Jeyanthan visits every floor – including the COVID-19 ward – to collect the IV poles, taking every precaution as he goes.
As he heads to the elevator, IV poles in tow, an announcement comes on overhead: “Attention please…”
Jeyanthan stops in his tracks, tilts his head and listens.
“Code White, Code White…”
Not a Code Blue.
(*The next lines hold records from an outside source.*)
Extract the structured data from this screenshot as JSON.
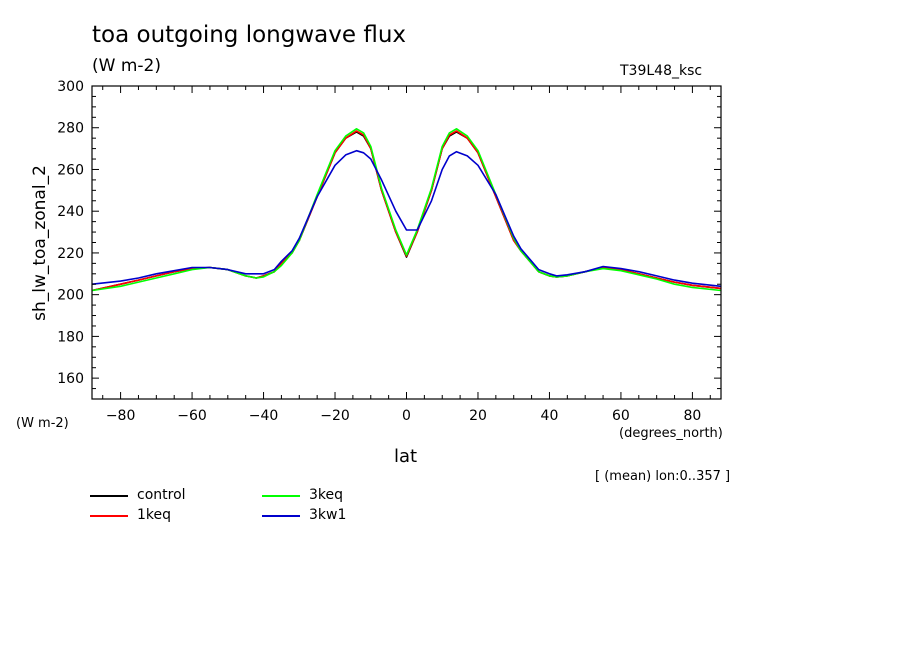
{
  "header": {
    "title": "toa outgoing longwave flux",
    "units": "(W m-2)",
    "run_tag": "T39L48_ksc"
  },
  "footer": {
    "y_units": "(W m-2)",
    "x_units": "(degrees_north)",
    "note": "[ (mean) lon:0..357 ]"
  },
  "chart_data": {
    "type": "line",
    "xlabel": "lat",
    "ylabel": "sh_lw_toa_zonal_2",
    "xlim": [
      -88,
      88
    ],
    "ylim": [
      150,
      300
    ],
    "xticks": [
      "-80",
      "-60",
      "-40",
      "-20",
      "0",
      "20",
      "40",
      "60",
      "80"
    ],
    "yticks": [
      "160",
      "180",
      "200",
      "220",
      "240",
      "260",
      "280",
      "300"
    ],
    "grid": false,
    "legend_position": "bottom-left",
    "x": [
      -88,
      -80,
      -75,
      -70,
      -65,
      -60,
      -55,
      -50,
      -45,
      -42,
      -40,
      -37,
      -35,
      -32,
      -30,
      -25,
      -20,
      -17,
      -14,
      -12,
      -10,
      -7,
      -3,
      0,
      3,
      7,
      10,
      12,
      14,
      17,
      20,
      25,
      30,
      32,
      35,
      37,
      40,
      42,
      45,
      50,
      55,
      60,
      65,
      70,
      75,
      80,
      88
    ],
    "series": [
      {
        "name": "control",
        "color": "#000000",
        "values": [
          202,
          205,
          207,
          209,
          211,
          212.5,
          213,
          212,
          209,
          208,
          209,
          211,
          215,
          220,
          226,
          247,
          268,
          275,
          278,
          276,
          270,
          250,
          230,
          218,
          230,
          250,
          270,
          276,
          278,
          275,
          268,
          247,
          226,
          221,
          215,
          211,
          209,
          208.5,
          209,
          211,
          213,
          212,
          210,
          208,
          206,
          204.5,
          203
        ]
      },
      {
        "name": "1keq",
        "color": "#ff0000",
        "values": [
          202,
          205,
          207,
          209,
          211,
          212.5,
          213,
          212,
          209,
          208,
          209,
          211,
          215,
          220,
          226,
          247,
          268,
          275,
          278.5,
          276.5,
          270,
          250,
          230,
          218.5,
          230,
          250,
          270,
          276.5,
          278.5,
          275,
          268,
          247,
          226,
          221,
          215,
          211,
          209,
          208.5,
          209,
          211,
          213,
          212,
          210,
          208,
          206,
          204.5,
          203
        ]
      },
      {
        "name": "3keq",
        "color": "#00ff00",
        "values": [
          202,
          204,
          206,
          208,
          210,
          212,
          213,
          212,
          209,
          208,
          208.5,
          211,
          214,
          220,
          226,
          248,
          269,
          276,
          279.5,
          277.5,
          271,
          251,
          231,
          219,
          231,
          251,
          271,
          277.5,
          279.5,
          276,
          269,
          248,
          227,
          221,
          215,
          211,
          209,
          208.5,
          209,
          211,
          212.5,
          211.5,
          209.5,
          207.5,
          205,
          203.5,
          202
        ]
      },
      {
        "name": "3kw1",
        "color": "#0000cc",
        "values": [
          205,
          206.5,
          208,
          210,
          211.5,
          213,
          213,
          212,
          210,
          210,
          210,
          212,
          216,
          221,
          227,
          247,
          262,
          267,
          269,
          268,
          265,
          255,
          240,
          231,
          231,
          245,
          260,
          266.5,
          268.5,
          266.5,
          262,
          248,
          228,
          222,
          216,
          212,
          210,
          209,
          209.5,
          211,
          213.5,
          212.5,
          211,
          209,
          207,
          205.5,
          204
        ]
      }
    ]
  }
}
He continues.
Jeyanthan receives another call: a patient from 5B needs to be taken to MRI. He stops his current assignment – the patient call always takes precedent.
He checks in at the fifth floor Nursing Station, sanitizes, puts on his gloves and face shield, grabs a stretcher, makes sure it’s equipped with enough oxygen and heads into the patient room.
With the help of a nurse, he moves the patient from her bed to the stretcher.
“You O.K.?” he asks, as he adjusts the bed and covers her with a blanket.
Unable to put a mask on herself, Jeyanthan does it for her.
“It’s good for you,” he tells her, reassuringly.
Masking patients during transport is a new COVID-19 protocol and something Jeyanthan never forgets.
“I don’t want anyone else to get sick,” he says.
As it nears 7 p.m., he gears up for more patient calls, because the ED Patient Porter is going on break.
“I know the routine,” he says.
Like clockwork, he’s called to the ED at 7:10 p.m.
Once he gets there, he sanitizes, puts on gloves, as well as his face shield and a gown for added protection.
More calls come in from the ED as the night progresses and fewer hospital assistants are on shift.
While settling a patient, someone he previously transported is placed in an isolation room and going over his COVID-19 exposure with clinical staff.
Jeyanthan isn’t worried.
“When I go in, I’m thinking all of them have COVID,” he says, demonstrating his confidence in the IPAC protocols. “I know I won’t get sick, because I’m protected.”
Although COVID-19 numbers are on a promising downward trend across the province, the ED tells a different story to Jeyanthan, as on this day in late May the majority of patients are COVID positive or pending.
“Everyone thinks we are getting better now, we can enjoy the summer,” he says. “For me? No. We never know what’s going to happen next month.”
His work puts him at risk, but Jeyanthan wouldn’t have it any other way.
“I really love this job,” he says. “I’m always learning something new and helping people.”